What the !@#$ were they thinking?

I think it’s high time that CD had an appropriately GP thread dedicated to bonehead plays. While there is certainly the obvious matter of the entertainment value, the **real **value of this thread will be in the general improvement of the safety and quality of the FIRST Robotics Competition as a whole. Encourage students to read the thread. Encourage mentors to read the thread. Learn from the mistakes of others!

In the interest of GP, please do not post the names of the offenders, but general descriptive terms (veteran, rookie, underclassman, upperclassman, officer, controls, mechanical, programmer, student, mentor) are in order.

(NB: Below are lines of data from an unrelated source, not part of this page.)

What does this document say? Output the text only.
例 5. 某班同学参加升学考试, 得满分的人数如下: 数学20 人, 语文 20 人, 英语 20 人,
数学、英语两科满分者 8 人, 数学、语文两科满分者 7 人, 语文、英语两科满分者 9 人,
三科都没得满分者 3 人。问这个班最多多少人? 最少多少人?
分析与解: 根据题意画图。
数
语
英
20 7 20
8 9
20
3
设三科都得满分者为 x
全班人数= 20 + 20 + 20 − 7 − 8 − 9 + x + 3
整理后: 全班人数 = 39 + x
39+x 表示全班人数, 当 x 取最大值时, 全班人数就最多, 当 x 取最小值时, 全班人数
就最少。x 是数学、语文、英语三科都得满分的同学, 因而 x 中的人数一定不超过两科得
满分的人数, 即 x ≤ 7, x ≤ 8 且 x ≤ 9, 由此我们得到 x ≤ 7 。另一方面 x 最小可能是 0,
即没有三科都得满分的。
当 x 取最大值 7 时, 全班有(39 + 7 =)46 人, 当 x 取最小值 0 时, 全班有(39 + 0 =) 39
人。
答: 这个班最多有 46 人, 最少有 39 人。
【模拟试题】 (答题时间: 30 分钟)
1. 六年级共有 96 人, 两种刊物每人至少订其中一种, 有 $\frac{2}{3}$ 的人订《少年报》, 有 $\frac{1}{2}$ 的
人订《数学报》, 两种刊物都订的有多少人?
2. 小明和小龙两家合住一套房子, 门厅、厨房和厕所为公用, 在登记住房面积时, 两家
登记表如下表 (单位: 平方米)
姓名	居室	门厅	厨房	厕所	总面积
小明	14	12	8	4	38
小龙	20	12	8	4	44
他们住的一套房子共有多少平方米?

Here’s an initial entry, from my first year as a full-time mentor:

The wiring on our 2013 Ultimate Ascent robot was a mess, due to a combination of several effects:

  • No mentor who had ever done wiring professionally
  • Wiring being left to the crew who really wanted to program
  • Inadequate volume (and even less access area) in which the control system could abide.

However, possibly the neatest, best-soldered, best-shrink-wrapped, and generally least visible connections on the whole robot were executed by a rookie. Unfortunately, these were a black-to-red, red-to-black splice providing power to a jaguar motor controller. My best reconstruction of events is that the veteran/upperclassman/wiring lead fried a second and a third jag before asking any mentors for help.

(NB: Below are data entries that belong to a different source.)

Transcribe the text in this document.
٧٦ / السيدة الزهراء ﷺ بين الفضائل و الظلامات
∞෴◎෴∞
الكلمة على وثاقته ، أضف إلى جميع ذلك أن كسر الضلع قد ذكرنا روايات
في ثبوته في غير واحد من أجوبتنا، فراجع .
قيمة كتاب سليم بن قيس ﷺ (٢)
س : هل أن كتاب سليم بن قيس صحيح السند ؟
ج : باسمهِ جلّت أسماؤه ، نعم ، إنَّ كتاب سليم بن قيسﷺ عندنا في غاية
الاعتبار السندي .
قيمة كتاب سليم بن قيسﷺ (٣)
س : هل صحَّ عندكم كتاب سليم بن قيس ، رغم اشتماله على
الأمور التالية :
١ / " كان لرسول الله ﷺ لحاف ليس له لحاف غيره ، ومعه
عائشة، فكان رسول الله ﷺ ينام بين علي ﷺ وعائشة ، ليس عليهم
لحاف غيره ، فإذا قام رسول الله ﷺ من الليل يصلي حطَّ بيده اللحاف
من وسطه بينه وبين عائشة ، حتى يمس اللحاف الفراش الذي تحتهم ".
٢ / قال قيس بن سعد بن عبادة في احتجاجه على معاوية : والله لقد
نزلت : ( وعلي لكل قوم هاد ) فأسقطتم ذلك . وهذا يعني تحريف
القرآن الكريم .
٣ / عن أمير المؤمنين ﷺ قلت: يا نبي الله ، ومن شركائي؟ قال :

I think that we should let sleeping bonehead moves by mentors and roboteers continue to sleep. I’m sure that many of us have done something cringe worthy in the search for robotics excellence. Those are life lessons that have been learned and create a special bond inside the team that they happened to or with. We shouldn’t intrude on those special moments. Especially from Team 1640 from long ago.

I think bone headed mistakes are worth talking about. They are like COTS parts – why should your team make them, when others have already made them for you?

Edit: see next post. Bone headed link fixed.:o

Is one of the top ten mistakes posting a hyperlink to a file on your hard drive? :smiley:

On one of my teams the mentor said: “Student, drill right here”, as he pointed to the spot.

the student, well trained in doing exactly as the mentor said, did just that - and drilled through the mentor’s finger.